The package, which was consulted on last year, introduced new rules and regulations which placed clear timeframes on actions to halt and reverse declining water quality.

Included in the package was a new National Environment Standard for Freshwater and a new National Policy Statement for Freshwater Management.

ES chairman Nicol Horrell said the documents would help to continue making progress towards the environmental outcomes communities want.

Funding allocated in the budget for environmental initiatives was recognition improving water quality would need investment to complement the regulatory changes announced, Mr Horrell said.

“We have progressed the proposed Southland Water and Land Plan and developed the Regional Forum to ensure we have the policies and rules in place to support the change that is required to achieve our communities’ aspirations for water in Southland.”

Those would align them well with the direction the new National Policy Statement and National Environmental Standards were taking, he said.

Several MPs had also voiced their opinions on the announcement and the changes involved.

National MP for Clutha-Southland Hamish Walker said an exemption in the freshwater policy was unfair.
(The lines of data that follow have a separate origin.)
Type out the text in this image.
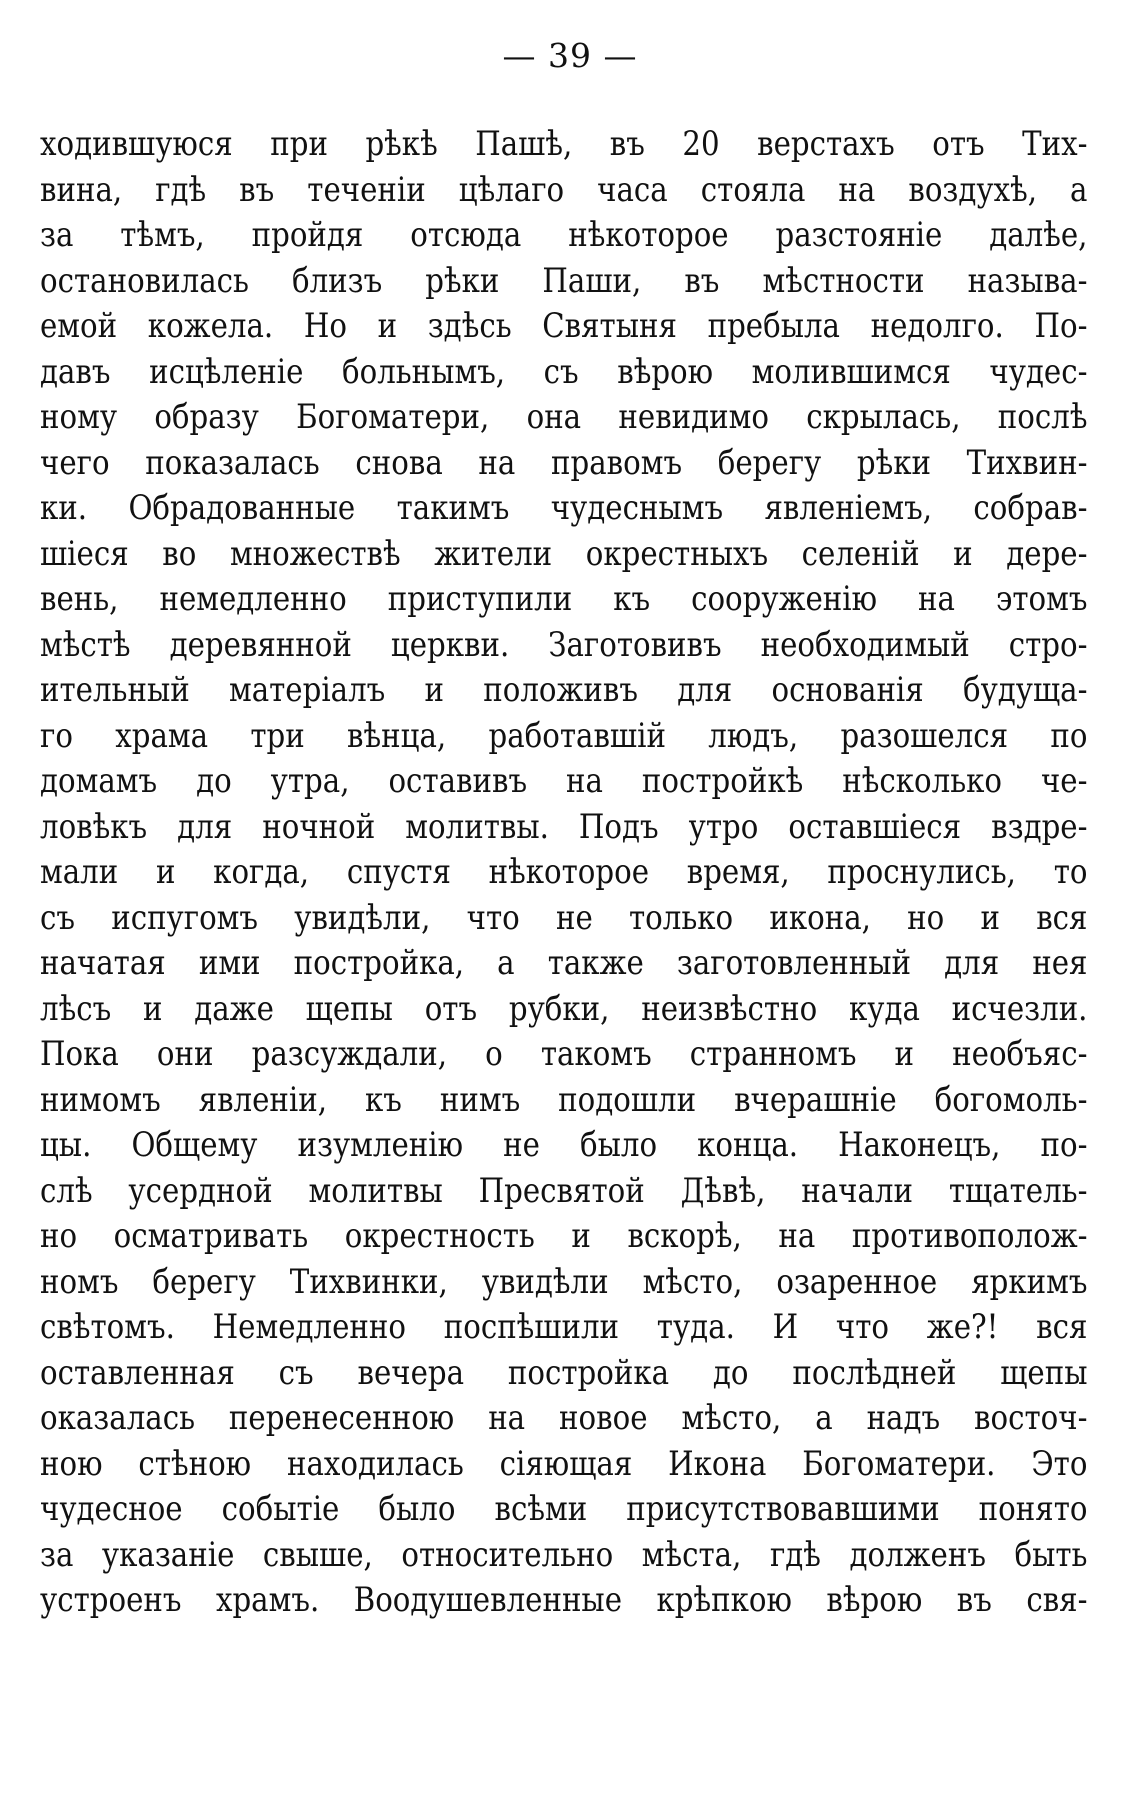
— 39 —
ходившуюся при рѣкѣ Пашѣ, въ 20 верстахъ отъ Тих-
вина, гдѣ въ теченіи цѣлаго часа стояла на воздухѣ, а
за тѣмъ, пройдя отсюда нѣкоторое разстояніе далѣе,
остановилась близъ рѣки Паши, въ мѣстности называ-
емой кожела. Но и здѣсь Святыня пребыла недолго. По-
давъ исцѣленіе больнымъ, съ вѣрою молившимся чудес-
ному образу Богоматери, она невидимо скрылась, послѣ
чего показалась снова на правомъ берегу рѣки Тихвин-
ки. Обрадованные такимъ чудеснымъ явленіемъ, собрав-
шіеся во множествѣ жители окрестныхъ селеній и дере-
вень, немедленно приступили къ сооруженію на этомъ
мѣстѣ деревянной церкви. Заготовивъ необходимый стро-
ительный матеріалъ и положивъ для основанія будуща-
го храма три вѣнца, работавшій людъ, разошелся по
домамъ до утра, оставивъ на постройкѣ нѣсколько че-
ловѣкъ для ночной молитвы. Подъ утро оставшіеся вздре-
мали и когда, спустя нѣкоторое время, проснулись, то
съ испугомъ увидѣли, что не только икона, но и вся
начатая ими постройка, а также заготовленный для нея
лѣсъ и даже щепы отъ рубки, неизвѣстно куда исчезли.
Пока они разсуждали, о такомъ странномъ и необъяс-
нимомъ явленіи, къ нимъ подошли вчерашніе богомоль-
цы. Общему изумленію не было конца. Наконецъ, по-
слѣ усердной молитвы Пресвятой Дѣвѣ, начали тщатель-
но осматривать окрестность и вскорѣ, на противополож-
номъ берегу Тихвинки, увидѣли мѣсто, озаренное яркимъ
свѣтомъ. Немедленно поспѣшили туда. И что же?! вся
оставленная съ вечера постройка до послѣдней щепы
оказалась перенесенною на новое мѣсто, а надъ восточ-
ною стѣною находилась сіяющая Икона Богоматери. Это
чудесное событіе было всѣми присутствовавшими понято
за указаніе свыше, относительно мѣста, гдѣ долженъ быть
устроенъ храмъ. Воодушевленные крѣпкою вѣрою въ свя-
These included five hydropower schemes including the Manapouri and Clutha schemes.

“While we are all for renewable energy, it is not fair that there is one rule for some and one rule for others.”

Labour MP Dr Liz Craig welcomed the decisions announced on the Action for Healthy Waterways Package.

“The degraded state of the New River Estuary shows what can happen if we take our eye off the ball in terms of water quality.”

The new protections for wetlands and streams, along with stronger controls on feedlots, intensive winter grazing, and excessive fertiliser use, would reduce the amount of nutrients and sediments entering our waterways, she said.

“In the New River Estuary, reducing nutrient and sediment run-off would make a huge difference, with one of the biggest threats to biodiversity being the thick nutrient-enriched mud that’s smothering everything,” she said.

She was pleased to see the Government supporting the primary sector and other groups with the $700 million fund to create jobs in riparian and wetland planting, removing sediments and other initiatives to prevent run-off entering waterways, she said.

“It’s also great to see the Government has made changes that will reduce the costs and impacts on farmers, in response the more than 17,500 submissions it received on the package, and in acknowledgement of the challenges the primary sector is facing as a result of Covid-19.”